Problematika internal yang sering
dijumpai dalam jamaah dakwah adalah gejolak kejiwaan, ketidakseimbangan
aktifitas, latar belakang dan masa lalu, penyesuaian diri, dan friksi internal.
Gejolak kejiwaan sebenarnya merupakan
persoalan yang dimiliki oleh semua manusia biasa. Dan yang perlu disadari
adalah para aktivis dakwah juga manusia biasa. Gejolak ini tidak bisa dimatikan
sama sekali, tetapi perlu dikelola dengan baik agar tidak merugikan dakwah dan
aktifis dakwah.
Diantara gejolak kejiwaan itu
adalah:
a.
Gejolak syahwat
Banyak
orang yang terpeleset oleh gejolak ketertarikan pada lawan jenis ini. Bagi
mereka yang belum menikah, gejolak ini biasanya lebih besar dan lebih
berpeluang “menggoda.”
b.
Gejolak amarah
Seperti kisah
Khalid saat menghadapi Jahdam dan pemuka bani Jazimah, gejolak amarah ini bisa
berakibat fatal termasuk bagi citra dakwah, hubungan antar aktifis dakwah, dan
terjadinya fitnah diantara kaum muslimin.
c.
Gejolak heroism
Semangat
heroisme memang bagus dan sangat perlu, tetapi ketika sudah tidak proporsional
ia akan mendatangkan sikap ekstrem yang berbahaya bagi kemaslahatan dakwah dan
umat. Kasus pembunuhan terhadap Nuhaik yang dilakukan Usamah bin Zaid adalah
contohnya.
d.
Gejolak kecemburuan
Seperti
kecemburuan Anshar pada para mualaf yang mendapatkan hampir semua ghanimah
perang Hunain, sikap ini bisa berefek pada melemahnya
soliditas
internal jamaah.
Meskipun yang dicemburui oleh Anshar
sebenarnya adalah perhatian Rasulullah dan bukan materi ghanimah-nya, gejolak
ini segera diselesaikan Rasulullah karena jika dibiarkan bisa berdampak
negatif.
Ketidakseimbangan aktifitas juga
menimbulkan problematika tersendiri. Ketidakseimbangan antara aktifitas
ruhaniyah dengan aktifitas lapangan, ketidakseimbangan antara dakwah di dalam
dengan di luar rumah tangga, ketidakseimbangan antara aktifitas pribadi dengan
organisasi, ketidakseimbangan antara amal tarbawi dengan amal siyasi,
ketidakseimbangan antara perhatian terhadap aspek kualitas dengan kuantitas
SDM; semuanya bisa berakibat negatif. Tawazun atau kesimbangan yang merupakan
asas kehidupan, juga harus dipraktikkan dalam kehidupan berjamaah dan oleh
semua aktifis dakwah.
Latar belakang dan masa lalu aktifis
yang buruk bisa pula menjadi problematika internal dakwah jika tidak dilakukan
langkah-langkah solutif. Latar belakang keagamaan keluarga, misalnya. Ia bisa
berbentuk lemahnya tsaqafah Islam, tekanan keluarga yang menentang aktifitas
dakwah, dan kerancuan dalam orientasi kehidupan. Sedangkan masa lalu yang “jahiliyah”
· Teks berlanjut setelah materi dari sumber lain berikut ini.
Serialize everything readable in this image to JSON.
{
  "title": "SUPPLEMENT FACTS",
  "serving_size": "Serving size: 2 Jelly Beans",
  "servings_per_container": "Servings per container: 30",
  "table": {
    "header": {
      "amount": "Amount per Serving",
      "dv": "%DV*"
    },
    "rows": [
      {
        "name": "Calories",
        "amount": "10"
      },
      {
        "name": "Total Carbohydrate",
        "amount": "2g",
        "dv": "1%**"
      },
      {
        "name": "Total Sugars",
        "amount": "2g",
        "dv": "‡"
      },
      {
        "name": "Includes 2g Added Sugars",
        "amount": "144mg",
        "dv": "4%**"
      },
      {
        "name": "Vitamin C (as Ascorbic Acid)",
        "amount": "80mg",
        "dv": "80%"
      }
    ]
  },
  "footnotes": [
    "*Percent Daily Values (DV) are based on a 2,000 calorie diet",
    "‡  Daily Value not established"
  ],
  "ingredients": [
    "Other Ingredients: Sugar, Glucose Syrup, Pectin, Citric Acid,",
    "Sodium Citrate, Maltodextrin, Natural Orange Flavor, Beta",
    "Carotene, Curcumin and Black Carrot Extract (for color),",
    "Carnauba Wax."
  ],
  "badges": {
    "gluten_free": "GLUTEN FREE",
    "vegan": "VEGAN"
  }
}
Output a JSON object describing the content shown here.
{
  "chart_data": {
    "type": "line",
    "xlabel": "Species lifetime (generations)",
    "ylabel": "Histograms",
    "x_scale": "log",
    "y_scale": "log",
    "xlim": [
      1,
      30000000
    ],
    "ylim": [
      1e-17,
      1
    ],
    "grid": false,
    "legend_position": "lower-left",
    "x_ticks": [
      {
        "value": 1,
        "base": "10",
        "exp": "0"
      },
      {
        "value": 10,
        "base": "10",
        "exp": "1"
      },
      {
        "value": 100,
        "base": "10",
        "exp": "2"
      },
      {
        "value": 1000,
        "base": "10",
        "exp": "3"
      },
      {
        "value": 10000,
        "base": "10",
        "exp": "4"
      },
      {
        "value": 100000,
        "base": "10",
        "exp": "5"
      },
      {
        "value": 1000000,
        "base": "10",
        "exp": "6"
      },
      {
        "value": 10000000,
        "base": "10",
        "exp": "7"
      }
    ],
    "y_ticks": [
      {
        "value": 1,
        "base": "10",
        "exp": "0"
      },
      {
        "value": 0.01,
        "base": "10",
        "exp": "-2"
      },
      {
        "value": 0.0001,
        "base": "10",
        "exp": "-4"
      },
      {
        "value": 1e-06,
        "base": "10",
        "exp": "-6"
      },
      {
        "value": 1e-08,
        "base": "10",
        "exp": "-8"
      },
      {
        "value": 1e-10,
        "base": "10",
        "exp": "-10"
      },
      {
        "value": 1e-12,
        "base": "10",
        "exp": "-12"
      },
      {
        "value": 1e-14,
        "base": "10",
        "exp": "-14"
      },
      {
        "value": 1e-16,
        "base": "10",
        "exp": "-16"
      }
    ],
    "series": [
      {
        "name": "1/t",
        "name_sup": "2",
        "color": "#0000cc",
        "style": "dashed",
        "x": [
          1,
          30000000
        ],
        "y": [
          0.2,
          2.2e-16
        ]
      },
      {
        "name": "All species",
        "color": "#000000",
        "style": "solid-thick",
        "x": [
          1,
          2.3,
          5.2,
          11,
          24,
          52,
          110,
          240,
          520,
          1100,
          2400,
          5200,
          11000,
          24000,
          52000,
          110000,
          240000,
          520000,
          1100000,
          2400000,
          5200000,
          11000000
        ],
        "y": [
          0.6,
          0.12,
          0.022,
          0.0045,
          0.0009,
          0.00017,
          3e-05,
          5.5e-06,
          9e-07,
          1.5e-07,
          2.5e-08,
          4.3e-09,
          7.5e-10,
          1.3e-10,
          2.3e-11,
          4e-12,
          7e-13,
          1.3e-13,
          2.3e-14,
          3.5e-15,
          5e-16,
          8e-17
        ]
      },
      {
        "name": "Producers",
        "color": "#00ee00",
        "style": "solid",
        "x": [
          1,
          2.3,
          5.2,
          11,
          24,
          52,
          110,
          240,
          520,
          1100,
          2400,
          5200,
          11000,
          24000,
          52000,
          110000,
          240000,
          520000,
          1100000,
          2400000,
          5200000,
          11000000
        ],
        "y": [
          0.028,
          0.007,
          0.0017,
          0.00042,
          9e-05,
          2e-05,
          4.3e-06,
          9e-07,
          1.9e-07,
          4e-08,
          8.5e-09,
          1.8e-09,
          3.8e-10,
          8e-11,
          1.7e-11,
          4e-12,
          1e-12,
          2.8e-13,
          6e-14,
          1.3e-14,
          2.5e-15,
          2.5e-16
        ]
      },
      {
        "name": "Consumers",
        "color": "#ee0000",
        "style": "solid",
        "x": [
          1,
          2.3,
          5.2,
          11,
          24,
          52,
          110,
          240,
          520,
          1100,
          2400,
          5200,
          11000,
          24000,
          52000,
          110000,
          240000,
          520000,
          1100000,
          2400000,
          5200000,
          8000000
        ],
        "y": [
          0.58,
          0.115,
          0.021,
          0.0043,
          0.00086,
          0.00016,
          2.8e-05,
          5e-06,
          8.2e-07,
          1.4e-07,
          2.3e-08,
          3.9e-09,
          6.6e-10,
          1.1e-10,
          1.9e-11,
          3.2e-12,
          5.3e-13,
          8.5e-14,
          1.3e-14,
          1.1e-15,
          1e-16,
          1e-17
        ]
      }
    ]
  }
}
bisa membawa dampak yang kurang menguntungkan bagi kredibilitas sang aktifis
dakwah. Solusi atas problem ini terangkum dalam kata “mujahadah.” Bagaimana
seorang aktifis melakukan muhasabah, menyadari kelemahannya dan melakukan
perbaikan diri. Masa lalu memang tidak bisa diubah, tetapi pengaruhnya bisa
dikendalikan.
Problematika
internal yang keempat adalah penyesuaian diri. Yakni penyesuaian diri terhadap
karakteristik pendekatan dan sikap dakwah yang melekat pada masing-masing
marhalah dan orbit dakwah. Sebagaimana corak dakwah yang berbeda antara fase
Makkiyah dan Madaniyah, bahkan masa sirriyah dan jahriyah pada fase Makkah yang
juga berbeda, dakwah saat ini juga mengalami hal yang sama; ada tahap-tahapnya.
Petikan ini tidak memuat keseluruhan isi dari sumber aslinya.